I don’t want to paint with too broad a brush. I think you can, again, put companies into three categories.

There are some that are making ambitious commitments, and that are moving in concert with those commitments. That is a small minority of the business community. There are other companies that are making ambitious commitments with a good faith effort to realise them, but not quite getting there yet. I think that constitutes a large number. And then there is absolutely a category of companies that you can say are engaged in greenwashing.

Greenwashing, though is different than setting targets, making a good faith effort to get there and not yet being there. One involves deception. One involves making best effort in doing something that’s really, really hard.

The reports that have come out just here in 2022, pointing out the divergence between commitments and achievement are essential. Accountability matters. It matters a great deal, and we need those mechanisms to be put in place. They can help to provide an accelerant to make sure that yes, we do continue to have ambitious commitments. But commitments without performance are words on a page and they don’t solve a thing.

Nik Gowing

Do you actually test with your members, and those who’ve chosen to join you, do you ask them the question ‘do you know how much carbon you’re producing’? ‘Do you know what happens with your transport fleet, your heating, your building’ and so on? Do they really know what they’re doing? Or are they wishing a certain number, hoping it’s relatively low, when actually the reality is much higher?

Aron Cramer

We have those conversations all the time. And I think the short answer is on scopes one and three, the things that companies control and have greater visibility into, they do have increasingly a pretty good picture of what that looks like.

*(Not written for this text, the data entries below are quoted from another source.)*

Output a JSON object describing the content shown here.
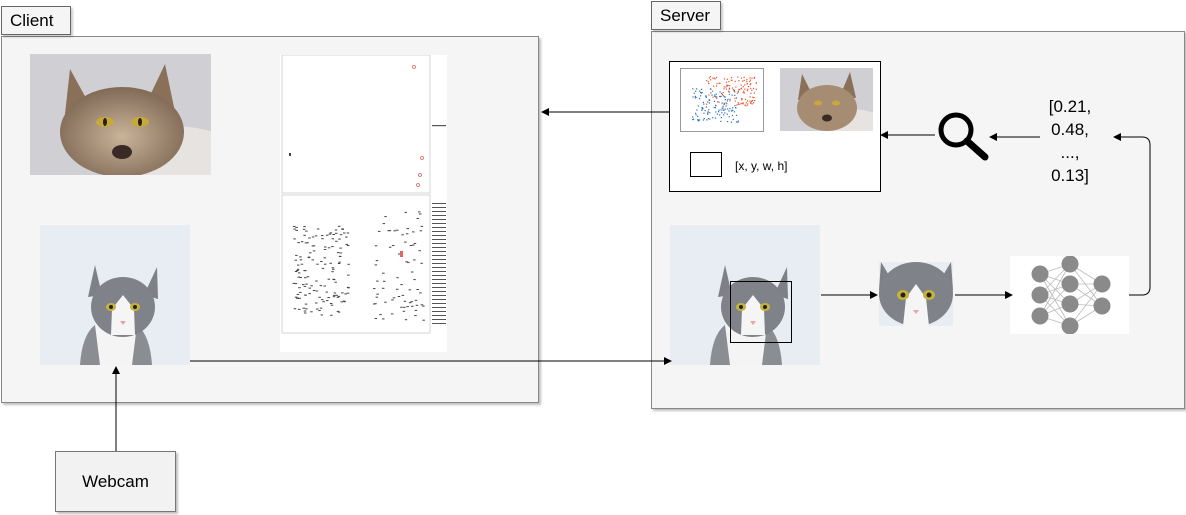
{
  "client": {
    "label": "Client"
  },
  "server": {
    "label": "Server"
  },
  "webcam": {
    "label": "Webcam"
  },
  "result": {
    "bbox_label": "[x, y, w, h]"
  },
  "embedding": {
    "lines": [
      "[0.21,",
      "0.48,",
      "...,",
      "0.13]"
    ]
  },
  "icons": {
    "search": "magnifier-icon",
    "network": "neural-network-icon"
  },
  "colors": {
    "panel": "#f5f5f5",
    "arrow": "#000000",
    "scatter_red": "#e8542c",
    "scatter_blue": "#2c6fb5",
    "nn_node": "#8a8a8a"
  }
}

But for many companies, if not the majority of companies, the majority of emissions are found in scope three. In value chains, in indirect emissions. And very few companies do have a precise understanding of what those numbers really are. And if you don’t have a precise understanding the question of whether you can actually achieve the emissions reductions that are needed sort of answers itself? And the answer is not the one we’re looking for.

So I think on scope three, we all have to do a much better job to understand what that picture looks like. Otherwise we’re, as Secretary Kerry said, we’re harvesting the low hanging fruit but not really getting at the core of the problem.

Nik Gowing

Final thought Aron - we’ve got about 90 seconds to run - what’s your overarching message?

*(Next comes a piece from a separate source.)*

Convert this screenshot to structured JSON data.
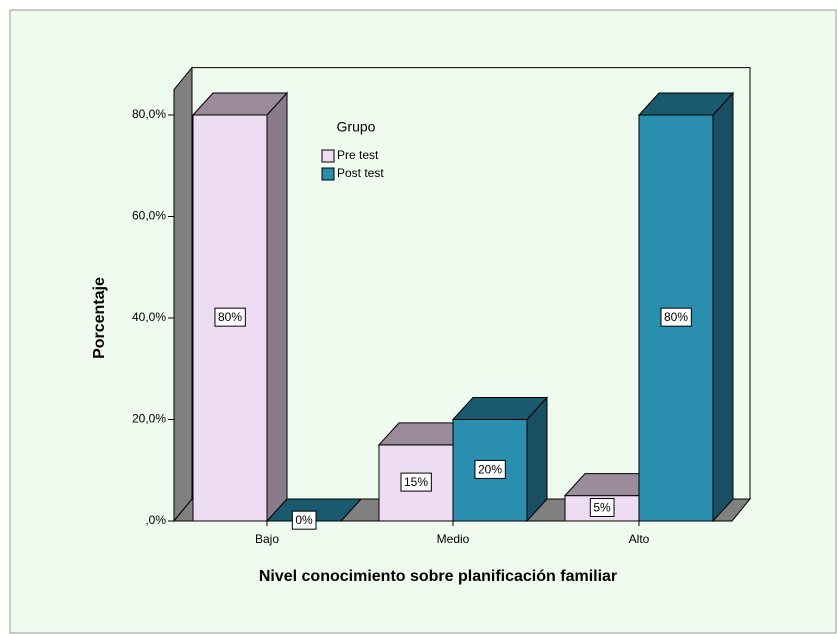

Let’s end this, at least, with a degree of optimism or positivity. In other words, things can be done and in fact, the IPCC report said it’s doom, but actually, the war is not yet lost, we can still do stuff. Therefore, your members need to do much more, particularly if they’re on board. What would you say in a minute, literally, to them about how it’s achievable, and what they’ve got to be done, and why there’s economic value to doing it.

Aron Cramer

The future is being built today. Let’s remember that. That is absolutely central.

No business can thrive in a world beset by crises, whether it’s climate or something else. Therefore, businesses need to take action - all they can do within the walls of their company. They need to enable collaboration by working with industry partners and in communities, and they need to use their influence more positively.

We can only get so far with voluntary action. We absolutely need public policy frameworks in business needs to be at the table and all three of those ways: acting, enabling, influencing. Because there is no guarantee that any of us will be able to continue to live our lives the way we want. And there is no guarantee that any company will be here, or will be able to survive in the coming decades without decisive action.

So let me end by saying, using the word that you used at the start, these are existential questions. Let’s get after it.

Nik Gowing

Aron, thank you very much. Let’s put that as a degree of encouragement, which makes people go even faster - leaders to go even faster. Many thanks, indeed Aron Cramer, President and Chief Executive of BSR, Business for Social Responsibility.